Stick with what you're comfortable with and what works for you in your area and for the fish you target. I would still use 6 lb for drop shot and maybe bump up to 8 lb for Texas, Carolina, Lindy, etc...... As far as casting distance, I generally work close to the shore line or identified structure, cribs, ponts, ertc. and distance isn't an issue. Actually, 40 yards seems extremely long, even for a lure (top water, deep runner or anything in-between) for the places I fish?? If I'm fanning an area with an artificial, I'm usually only putting it out there maybe 15-20 yards max (usually less). I'll bump up to 12 lb for trolling (for bass, walleyes etc., obviously much larger for deep water large fish) and be back maybe 25-40 yards depending on conditions & speed.

Anyway, seems like you do fine with your line & method for your targeted fish and location - I wouldn't change a thing....


----------



## shootisttx (Dec 1, 2008)

The only flouro I have used is Berley Transition...seemed very wiry and brittle to me, so I stripped it all off and have gone to Sufix Elite mono and various braids...am I missing the boat here?

I fish lipless cranks and spinnerbaits about 80% of the time, the rest with plastics...I know to use mono with topwaters.


----------



## russ010 (Dec 1, 2008)

That Berkly Transition is a lot of crap in my opinion.. I've tried it numerous times in different lb ratings and never was satisfied. I use fluoro for everything because it sinks faster than mono. With cranks, it will generally give you about an additional foot of cranking depth, worms will fall faster, so most time you don't need a larger weight if Texas Rigged. As far as topwater - I still use fluoro - but this is only because I don't do too much topwater fishing.

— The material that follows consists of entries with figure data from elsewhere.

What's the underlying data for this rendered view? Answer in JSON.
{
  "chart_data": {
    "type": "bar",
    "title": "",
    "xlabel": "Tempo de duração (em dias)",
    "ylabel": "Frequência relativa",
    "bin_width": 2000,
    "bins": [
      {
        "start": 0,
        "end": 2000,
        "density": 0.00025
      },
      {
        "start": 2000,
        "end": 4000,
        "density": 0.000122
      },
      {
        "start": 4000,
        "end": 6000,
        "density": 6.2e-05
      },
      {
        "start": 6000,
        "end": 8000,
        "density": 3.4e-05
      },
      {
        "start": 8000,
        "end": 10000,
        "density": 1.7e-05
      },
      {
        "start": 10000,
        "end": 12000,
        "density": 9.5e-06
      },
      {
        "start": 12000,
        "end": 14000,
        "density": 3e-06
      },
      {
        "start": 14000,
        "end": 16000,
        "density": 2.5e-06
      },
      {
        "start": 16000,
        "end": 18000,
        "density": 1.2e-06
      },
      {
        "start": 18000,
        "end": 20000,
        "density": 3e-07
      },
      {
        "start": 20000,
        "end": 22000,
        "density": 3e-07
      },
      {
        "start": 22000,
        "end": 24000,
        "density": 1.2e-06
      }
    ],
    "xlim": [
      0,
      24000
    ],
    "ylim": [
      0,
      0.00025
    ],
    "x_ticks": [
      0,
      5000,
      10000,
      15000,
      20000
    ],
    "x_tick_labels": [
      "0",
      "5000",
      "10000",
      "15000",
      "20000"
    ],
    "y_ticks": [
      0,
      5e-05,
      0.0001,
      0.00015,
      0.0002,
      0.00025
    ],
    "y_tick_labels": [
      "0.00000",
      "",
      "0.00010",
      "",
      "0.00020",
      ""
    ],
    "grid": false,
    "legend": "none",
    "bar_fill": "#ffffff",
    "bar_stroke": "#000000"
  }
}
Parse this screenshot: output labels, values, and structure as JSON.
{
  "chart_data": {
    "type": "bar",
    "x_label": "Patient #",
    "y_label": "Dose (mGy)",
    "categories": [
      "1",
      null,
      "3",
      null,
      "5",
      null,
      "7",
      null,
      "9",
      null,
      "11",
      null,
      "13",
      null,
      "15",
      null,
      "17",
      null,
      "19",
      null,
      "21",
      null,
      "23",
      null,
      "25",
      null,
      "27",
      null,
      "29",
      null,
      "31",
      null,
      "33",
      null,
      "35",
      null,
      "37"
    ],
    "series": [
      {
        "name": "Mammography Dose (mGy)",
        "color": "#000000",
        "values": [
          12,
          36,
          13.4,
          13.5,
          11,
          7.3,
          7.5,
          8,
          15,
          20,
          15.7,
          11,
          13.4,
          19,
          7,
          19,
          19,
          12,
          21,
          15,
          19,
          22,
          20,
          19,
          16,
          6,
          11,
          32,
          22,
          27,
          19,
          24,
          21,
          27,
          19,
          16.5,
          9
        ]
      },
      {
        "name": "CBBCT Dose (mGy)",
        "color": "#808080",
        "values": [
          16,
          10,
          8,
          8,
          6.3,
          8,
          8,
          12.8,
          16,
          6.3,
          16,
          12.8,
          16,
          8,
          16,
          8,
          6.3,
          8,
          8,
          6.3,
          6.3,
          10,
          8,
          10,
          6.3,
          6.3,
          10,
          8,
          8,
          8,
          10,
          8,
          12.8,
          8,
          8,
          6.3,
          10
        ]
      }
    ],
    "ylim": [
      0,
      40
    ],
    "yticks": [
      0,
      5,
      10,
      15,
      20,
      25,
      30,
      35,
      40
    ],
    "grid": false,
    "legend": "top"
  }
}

Triple Fish was my main Fluorocarbon, but where I buy it from is discontinuing selling because not every batch is up to snuff and they (Triple Fish) won't refund bad spools. That's when he turned me to Seguar fluoro and I don't plan on turning back, esp for $13 per 200yds. I can probably find it cheaper online, but I like to test the first yard of any spool that I buy. I'll pull off about a yard of line, tie an overhand knot in the center then pull it to see if it breaks easy. If it breaks, I put it back - if it doesn't it goes in the shopping cart.


----------